Hackamore Brick-One Kiss Leads to Another
July 13, 2009
One Kiss Leads to Another (Kama Sutra 1971)
This album stands firmly at the intersection of all that I love about the music of the early 70s. Most folks seem to peg it as a scruffier descendent of the Velvet Underground’s Loaded, which is kind of fitting since most folks don’t even pay proper tribute to it in the VU pantheon. I kind of like that it is regarded as a lesser cousin to watered down stock. However, we all know that pedigrees don’t mean shit, so we gotta embrace what we encounter on its own merits. To be honest, I do hear echoes of Loaded, but only in the fact that that both are loosely played, kind of stoned and slightly ragged takes on what happens after the afterglow of Woodstock fades, but you still like to play folk, blues and good time rock n’ roll in an earnest fashion. There isn’t an ounce of pretension to One Kiss Leads to Another. Yeah, it’s kind of obvious they like Lou Reed like any other maladjusted longhair, but there is something sweet and sentimental about their take that lacks the overbearing artifice he engineered for himself. Add a love of the 70s am smoothness of early Bread, Poco or even a blue collar version of Colin Blunstone and you kind of have an idea of what planet these guys were transmitting from in 1971.
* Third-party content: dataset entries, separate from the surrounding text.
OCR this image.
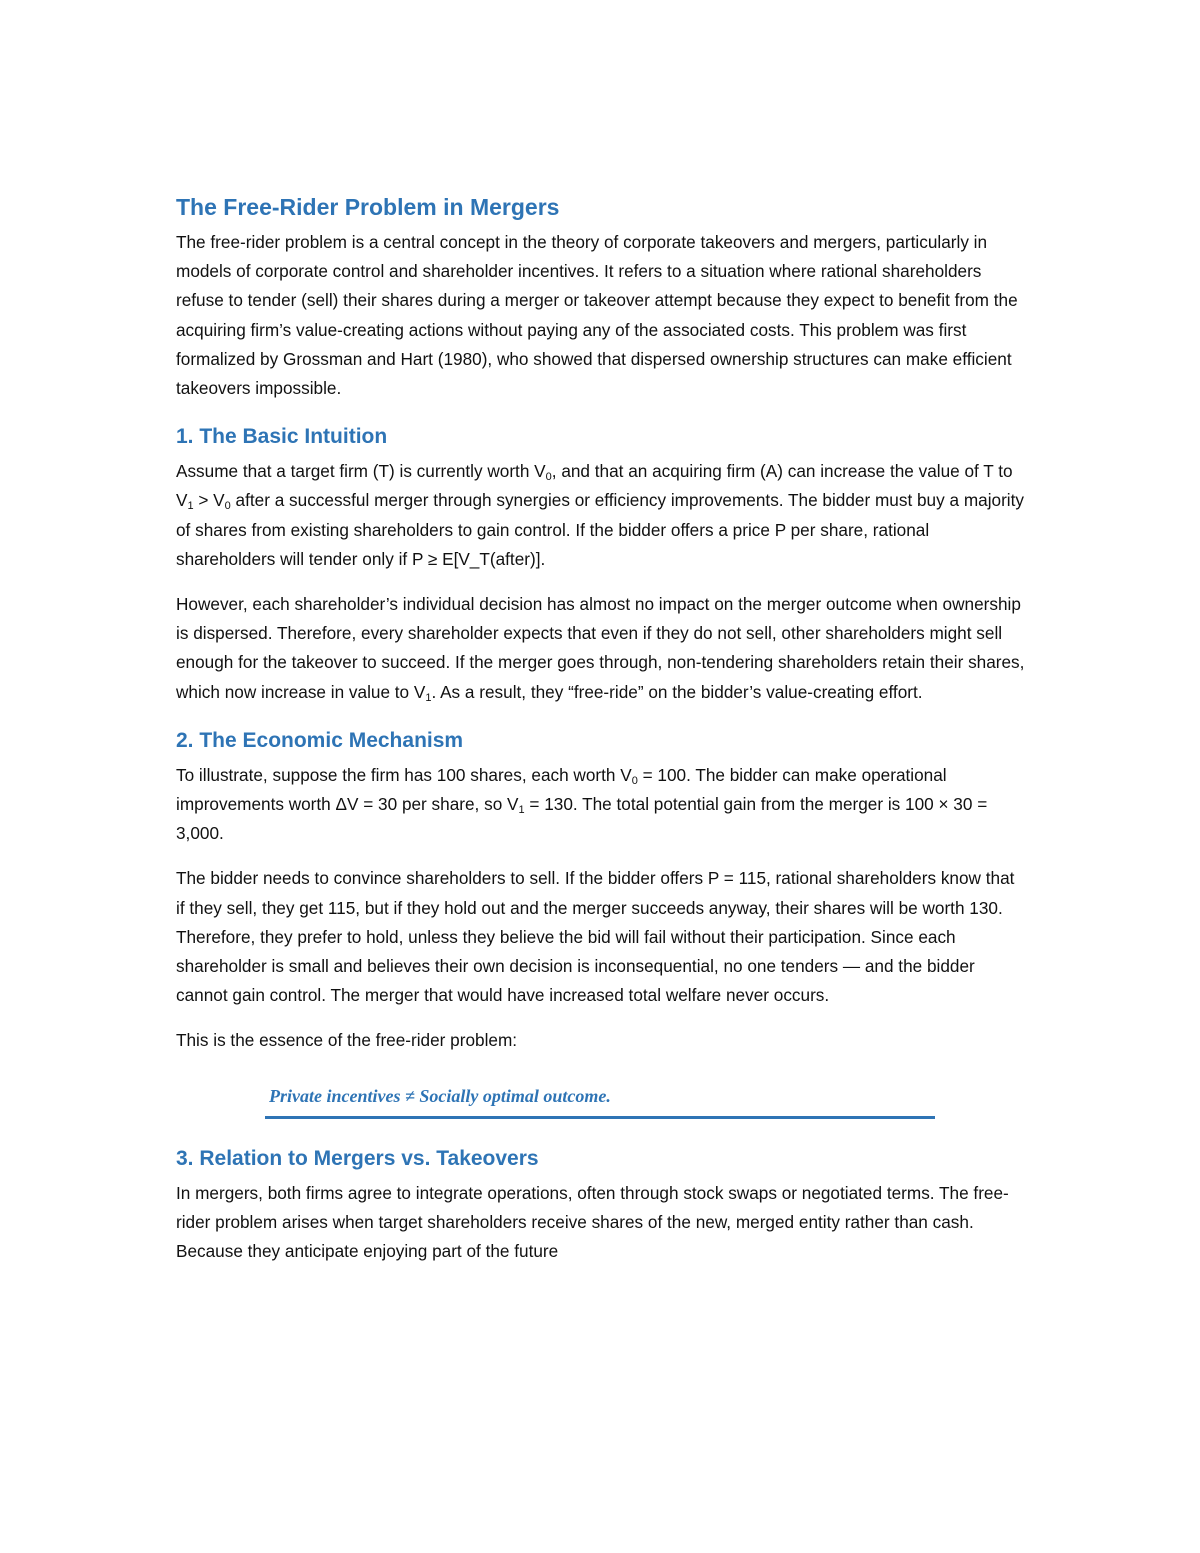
The Free-Rider Problem in Mergers

The free-rider problem is a central concept in the theory of corporate takeovers and mergers, particularly in models of corporate control and shareholder incentives. It refers to a situation where rational shareholders refuse to tender (sell) their shares during a merger or takeover attempt because they expect to benefit from the acquiring firm’s value-creating actions without paying any of the associated costs. This problem was first formalized by Grossman and Hart (1980), who showed that dispersed ownership structures can make efficient takeovers impossible.

1. The Basic Intuition

Assume that a target firm (T) is currently worth $V_0$, and that an acquiring firm (A) can increase the value of T to $V_1 > V_0$ after a successful merger through synergies or efficiency improvements. The bidder must buy a majority of shares from existing shareholders to gain control. If the bidder offers a price P per share, rational shareholders will tender only if P ≥ E[V_T(after)].

However, each shareholder’s individual decision has almost no impact on the merger outcome when ownership is dispersed. Therefore, every shareholder expects that even if they do not sell, other shareholders might sell enough for the takeover to succeed. If the merger goes through, non-tendering shareholders retain their shares, which now increase in value to $V_1$. As a result, they “free-ride” on the bidder’s value-creating effort.

2. The Economic Mechanism

To illustrate, suppose the firm has 100 shares, each worth $V_0 = 100$. The bidder can make operational improvements worth ΔV = 30 per share, so $V_1 = 130$. The total potential gain from the merger is 100 × 30 = 3,000.

The bidder needs to convince shareholders to sell. If the bidder offers P = 115, rational shareholders know that if they sell, they get 115, but if they hold out and the merger succeeds anyway, their shares will be worth 130. Therefore, they prefer to hold, unless they believe the bid will fail without their participation. Since each shareholder is small and believes their own decision is inconsequential, no one tenders — and the bidder cannot gain control. The merger that would have increased total welfare never occurs.

This is the essence of the free-rider problem:

Private incentives ≠ Socially optimal outcome.
3. Relation to Mergers vs. Takeovers

In mergers, both firms agree to integrate operations, often through stock swaps or negotiated terms. The free-rider problem arises when target shareholders receive shares of the new, merged entity rather than cash. Because they anticipate enjoying part of the future
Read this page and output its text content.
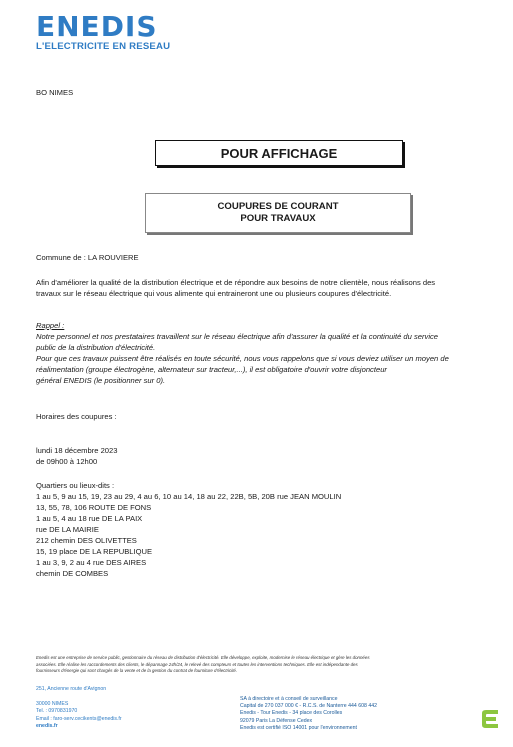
ENEDIS
L'ELECTRICITE EN RESEAU
BO NIMES
POUR AFFICHAGE
COUPURES DE COURANT
POUR TRAVAUX
Commune de : LA ROUVIERE
Afin d'améliorer la qualité de la distribution électrique et de répondre aux besoins de notre clientèle, nous réalisons des
travaux sur le réseau électrique qui vous alimente qui entraineront une ou plusieurs coupures d'électricité.
Rappel :
Notre personnel et nos prestataires travaillent sur le réseau électrique afin d'assurer la qualité et la continuité du service
public de la distribution d'électricité.
Pour que ces travaux puissent être réalisés en toute sécurité, nous vous rappelons que si vous deviez utiliser un moyen de
réalimentation (groupe électrogène, alternateur sur tracteur,...), il est obligatoire d'ouvrir votre disjoncteur
général ENEDIS (le positionner sur 0).
Horaires des coupures :
lundi 18 décembre 2023
de 09h00 à 12h00
Quartiers ou lieux-dits :
1 au 5, 9 au 15, 19, 23 au 29, 4 au 6, 10 au 14, 18 au 22, 22B, 5B, 20B rue JEAN MOULIN
13, 55, 78, 106 ROUTE DE FONS
1 au 5, 4 au 18 rue DE LA PAIX
rue DE LA MAIRIE
212 chemin DES OLIVETTES
15, 19 place DE LA REPUBLIQUE
1 au 3, 9, 2 au 4 rue DES AIRES
chemin DE COMBES
Enedis est une entreprise de service public, gestionnaire du réseau de distribution d'électricité. Elle développe, exploite, modernise le réseau électrique et gère les données
associées. Elle réalise les raccordements des clients, le dépannage 24h/24, le relevé des compteurs et toutes les interventions techniques. Elle est indépendante des
fournisseurs d'énergie qui sont chargés de la vente et de la gestion du contrat de fourniture d'électricité.
251, Ancienne route d'Avignon
30000 NIMES
Tel. : 0970831970
Email : faro-serv.cecikents@enedis.fr
enedis.fr
SA à directoire et à conseil de surveillance
Capital de 270 037 000 € - R.C.S. de Nanterre 444 608 442
Enedis - Tour Enedis - 34 place des Corolles
92079 Paris La Défense Cedex
Enedis est certifié ISO 14001 pour l'environnement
Yeah, I’m kind contradicting myself by immediately grasping at the VU straw, but the opener “Reachin” immediately conjures the same wistful hoodoo of “Ride Into the Sun” or “I Found a Reason” as vocalist Chick Newman sings of reaching for the last moments of sunshine as the day slowly turns dark as night. It’s supposedly a metaphor for the Vietnam War and its devastating effect upon the idealism and “can do” spirit of America. It is an ode to the fallen soldiers that had their optimism crushed by the the brutality of war. On a larger scale, it deals with a larger issue of the loss of innocence and how can anyone resist a hardening heart when the world is such a fucked terrain. Idealism gets squashed so easily and he wants to know why. You ask yourself the same damn thing after hearing it.
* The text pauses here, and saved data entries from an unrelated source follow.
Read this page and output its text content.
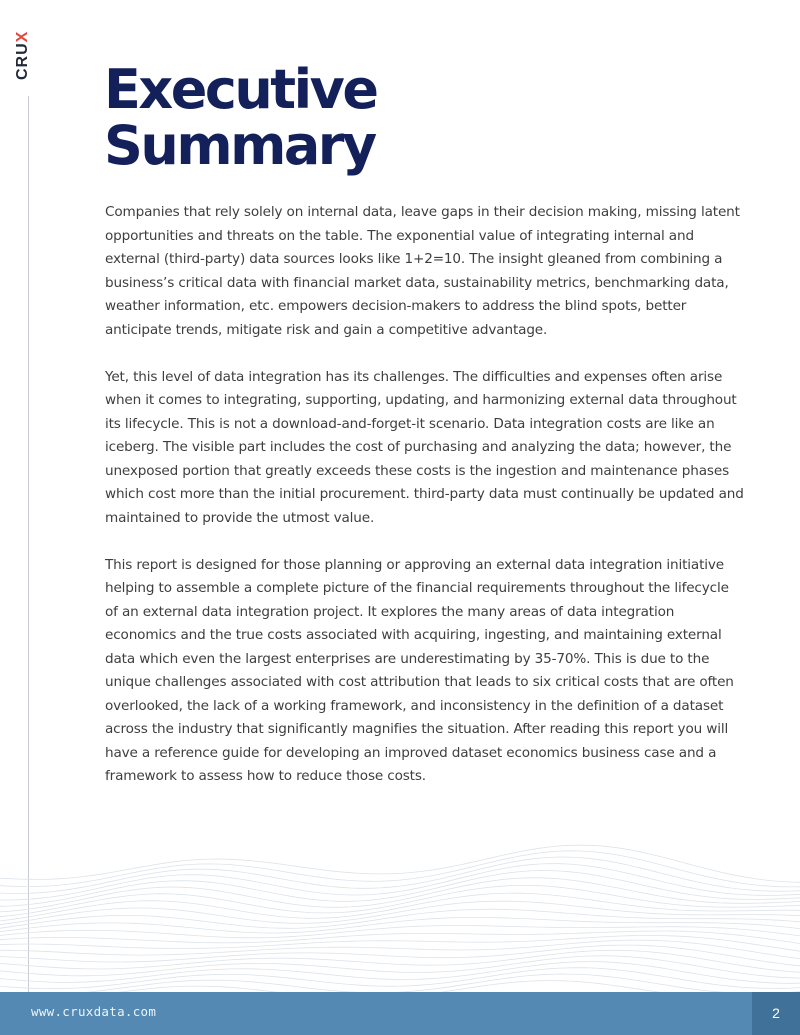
CRUX
Executive
Summary

Companies that rely solely on internal data, leave gaps in their decision making, missing latent opportunities and threats on the table. The exponential value of integrating internal and external (third-party) data sources looks like 1+2=10. The insight gleaned from combining a business’s critical data with financial market data, sustainability metrics, benchmarking data, weather information, etc. empowers decision-makers to address the blind spots, better anticipate trends, mitigate risk and gain a competitive advantage.

Yet, this level of data integration has its challenges. The difficulties and expenses often arise when it comes to integrating, supporting, updating, and harmonizing external data throughout its lifecycle. This is not a download-and-forget-it scenario. Data integration costs are like an iceberg. The visible part includes the cost of purchasing and analyzing the data; however, the unexposed portion that greatly exceeds these costs is the ingestion and maintenance phases which cost more than the initial procurement. third-party data must continually be updated and maintained to provide the utmost value.

This report is designed for those planning or approving an external data integration initiative helping to assemble a complete picture of the financial requirements throughout the lifecycle of an external data integration project. It explores the many areas of data integration economics and the true costs associated with acquiring, ingesting, and maintaining external data which even the largest enterprises are underestimating by 35-70%. This is due to the unique challenges associated with cost attribution that leads to six critical costs that are often overlooked, the lack of a working framework, and inconsistency in the definition of a dataset across the industry that significantly magnifies the situation. After reading this report you will have a reference guide for developing an improved dataset economics business case and a framework to assess how to reduce those costs.

www.cruxdata.com	2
Now where they deviate from the VU blueprint is on the closer “Zip Gun Woman” which could almost pass as a late 70s punk tune if it wasn’t punctuated by a psychedelic organ boogaloo straight out of a live Santana or Yes album. It’s such an angry, frustrated number that lacks the musical vocabulary to qualify as proto-punk, but the piss and vinegar marks it as a definite precursor weighed down by a hippie palette. “I Watched You Rhumba” is another walkabout round the Loaded influence as it swings more than their heroes ever could due to their art-school trappings. It’s a simpleminded ode to yearning and lust that taps into the primal desires one has when they see the object of their affection for the first time. Nothing fancy, just a slightly horny ode to watching a lover rhumba on the dancefloor as you thank your lucky stars that you mustered the courage to ever speak to her.
Is One Kiss Leads to Another groundbreaking or influential? No, it isn’t anything more than a well-played rock album that invites repeated listens because it traffics in the time honored subjects of lust, betrayal, good tunes and a frothy brew in a way that makes them feel like AM staples even though Hackamore Brick never got a whiff of radio airplay.